Pro-embargo hardliners in the U.S. have now become fixated on measuring whether Obama's 15-month old policy can bring about 'the changes' that over 5 decades of embargo failed to accomplish. And they will continue to publicly decry the 'failure' of the overall normalization policy with every minor policy reversal. The mirror discussion on the Cuban side, can be seen in the vehement declarations by Cuban leaders that it's internal matters are sovereign matters that will not be dictated by the United States, be it via carrot or via stick. Any kind of impasse between them (and there are many thorny issues from human rights to Guantanamo) or even any kind of conditionality on the U.S. side will be condemned as an affront to Cuba's national sovereignty.

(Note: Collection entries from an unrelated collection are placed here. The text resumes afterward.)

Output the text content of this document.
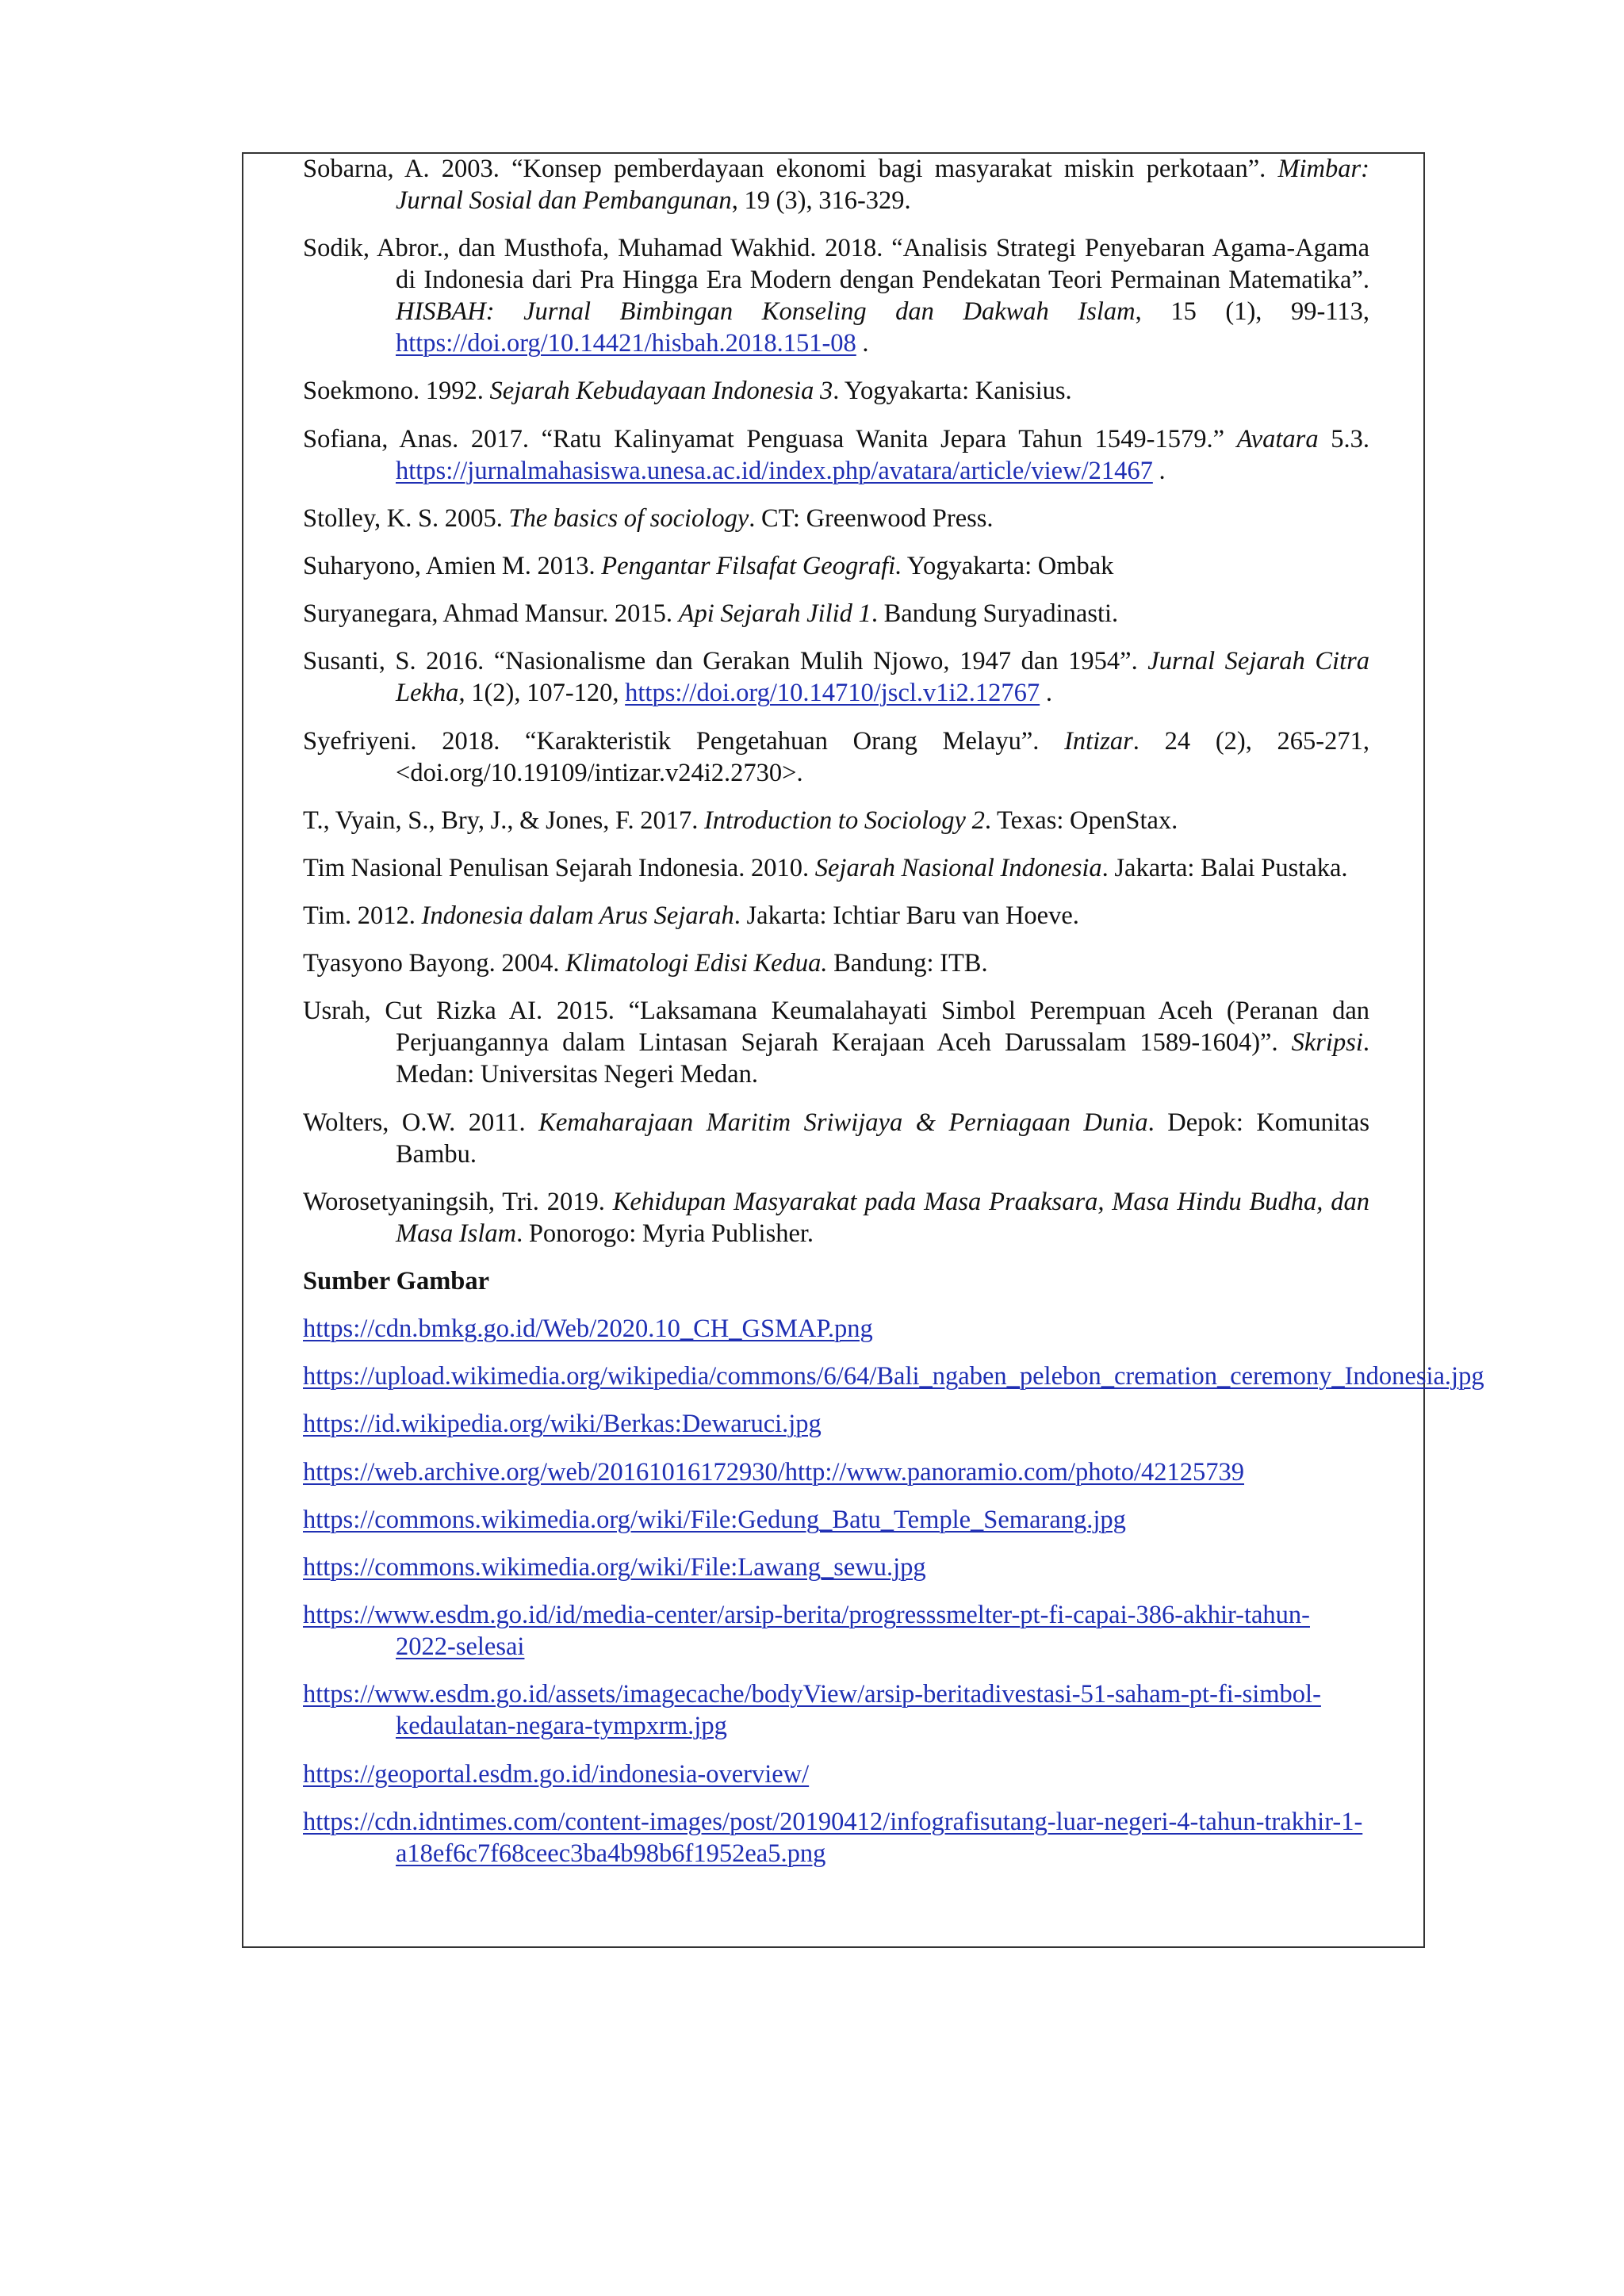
Sobarna, A. 2003. “Konsep pemberdayaan ekonomi bagi masyarakat miskin perkotaan”. Mimbar: Jurnal Sosial dan Pembangunan, 19 (3), 316-329.

Sodik, Abror., dan Musthofa, Muhamad Wakhid. 2018. “Analisis Strategi Penyebaran Agama-Agama di Indonesia dari Pra Hingga Era Modern dengan Pendekatan Teori Permainan Matematika”. HISBAH: Jurnal Bimbingan Konseling dan Dakwah Islam, 15 (1), 99-113, https://doi.org/10.14421/hisbah.2018.151-08 .

Soekmono. 1992. Sejarah Kebudayaan Indonesia 3. Yogyakarta: Kanisius.

Sofiana, Anas. 2017. “Ratu Kalinyamat Penguasa Wanita Jepara Tahun 1549-1579.” Avatara 5.3. https://jurnalmahasiswa.unesa.ac.id/index.php/avatara/article/view/21467 .

Stolley, K. S. 2005. The basics of sociology. CT: Greenwood Press.

Suharyono, Amien M. 2013. Pengantar Filsafat Geografi. Yogyakarta: Ombak

Suryanegara, Ahmad Mansur. 2015. Api Sejarah Jilid 1. Bandung Suryadinasti.

Susanti, S. 2016. “Nasionalisme dan Gerakan Mulih Njowo, 1947 dan 1954”. Jurnal Sejarah Citra Lekha, 1(2), 107-120, https://doi.org/10.14710/jscl.v1i2.12767 .

Syefriyeni. 2018. “Karakteristik Pengetahuan Orang Melayu”. Intizar. 24 (2), 265-271,<doi.org/10.19109/intizar.v24i2.2730>.

T., Vyain, S., Bry, J., & Jones, F. 2017. Introduction to Sociology 2. Texas: OpenStax.

Tim Nasional Penulisan Sejarah Indonesia. 2010. Sejarah Nasional Indonesia. Jakarta: Balai Pustaka.

Tim. 2012. Indonesia dalam Arus Sejarah. Jakarta: Ichtiar Baru van Hoeve.

Tyasyono Bayong. 2004. Klimatologi Edisi Kedua. Bandung: ITB.

Usrah, Cut Rizka AI. 2015. “Laksamana Keumalahayati Simbol Perempuan Aceh (Peranan dan Perjuangannya dalam Lintasan Sejarah Kerajaan Aceh Darussalam 1589-1604)”. Skripsi. Medan: Universitas Negeri Medan.

Wolters, O.W. 2011. Kemaharajaan Maritim Sriwijaya & Perniagaan Dunia. Depok: Komunitas Bambu.

Worosetyaningsih, Tri. 2019. Kehidupan Masyarakat pada Masa Praaksara, Masa Hindu Budha, dan Masa Islam. Ponorogo: Myria Publisher.

Sumber Gambar

https://cdn.bmkg.go.id/Web/2020.10_CH_GSMAP.png

https://upload.wikimedia.org/wikipedia/commons/6/64/Bali_ngaben_pelebon_cremation_ceremony_Indonesia.jpg

https://id.wikipedia.org/wiki/Berkas:Dewaruci.jpg

https://web.archive.org/web/20161016172930/http://www.panoramio.com/photo/42125739

https://commons.wikimedia.org/wiki/File:Gedung_Batu_Temple_Semarang.jpg

https://commons.wikimedia.org/wiki/File:Lawang_sewu.jpg

https://www.esdm.go.id/id/media-center/arsip-berita/progresssmelter-pt-fi-capai-386-akhir-tahun-2022-selesai

https://www.esdm.go.id/assets/imagecache/bodyView/arsip-beritadivestasi-51-saham-pt-fi-simbol-kedaulatan-negara-tympxrm.jpg

https://geoportal.esdm.go.id/indonesia-overview/

https://cdn.idntimes.com/content-images/post/20190412/infografisutang-luar-negeri-4-tahun-trakhir-1-a18ef6c7f68ceec3ba4b98b6f1952ea5.png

And, as far as possible fireworks, we have yet to see what the reaction of the American public will be to Cuban merchants peddling their wares on U.S. main streets and to Cuban diplomats interacting with U.S. media. The lack of familiarity of the American public with things Cuban will likely make initial dealings feel like a cross between 'I Love Lucy' and the 'Twilight Zone'.

The fundamental notion underlying the positions of the two sets of hardliners described above is that -- rapprochement is simply the same old American policy of 'regime change' through different means. And this subtler stealth version of the old 'Spy vs. Spy' mentality is, by far, the biggest obstacle to the success of the normalization policy. Until the U.S. breaks it addiction to meddling in Cuba's internal affairs and until Cuba relaxes its paranoia about a wolf in sheep's clothing in every American move -- the new reality wished for by both sides simply cannot arise.

Breaking habits learned from the demands of realpolitik is very hard to do. Nonetheless, since the previous policy has not worked for either nation, perhaps something new must be given a try. A positive dynamic based on mutual respect and common concerns is worth trying. For Americans, this new way of thinking will require that they stop measuring every event in Cuba against a wish list itemizing the Cuba they would rather see. And it will require that Cubans stop thwarting their own internal dynamics of social, economic and political evolution in an attempt to maintain the kind of control that was necessary during the era of outward U.S. aggression towards the island, not to mention made possible by the bell jar created by the 'enemies blockade'. To echo the words of George Bernard Shaw, "Progress is impossible without change, and those who cannot change their minds cannot change anything."

A more 'normal' live-and-let-live model of bi-lateral relations does not, in any way, mean that either country has to abandon its fundamental values or stop advancing its own national interests. The United States must continue to pursue universal values such as freedom, democracy and human rights; and Cuba has to preserve its commitment to the essential values of a prosperous and sustainable socialism and to the protection of its national sovereignty.

This new way of thinking and behaving simply means that each nation has to stop trying to change how the other thinks and acts, as well as stop being indignant, belligerent and rash when differences arise. In sum, it is time we stop trying to change 'the other's' mind. It is time we change 'our' minds. It is time to learn to agree to disagree while continuing to pursue national interests through civilized diplomatic means. And, especially, it is time for both governments to back off and let Cuban citizens themselves explore a newly found bi-laterally engineered open space and in it build the Cuba they know is possible.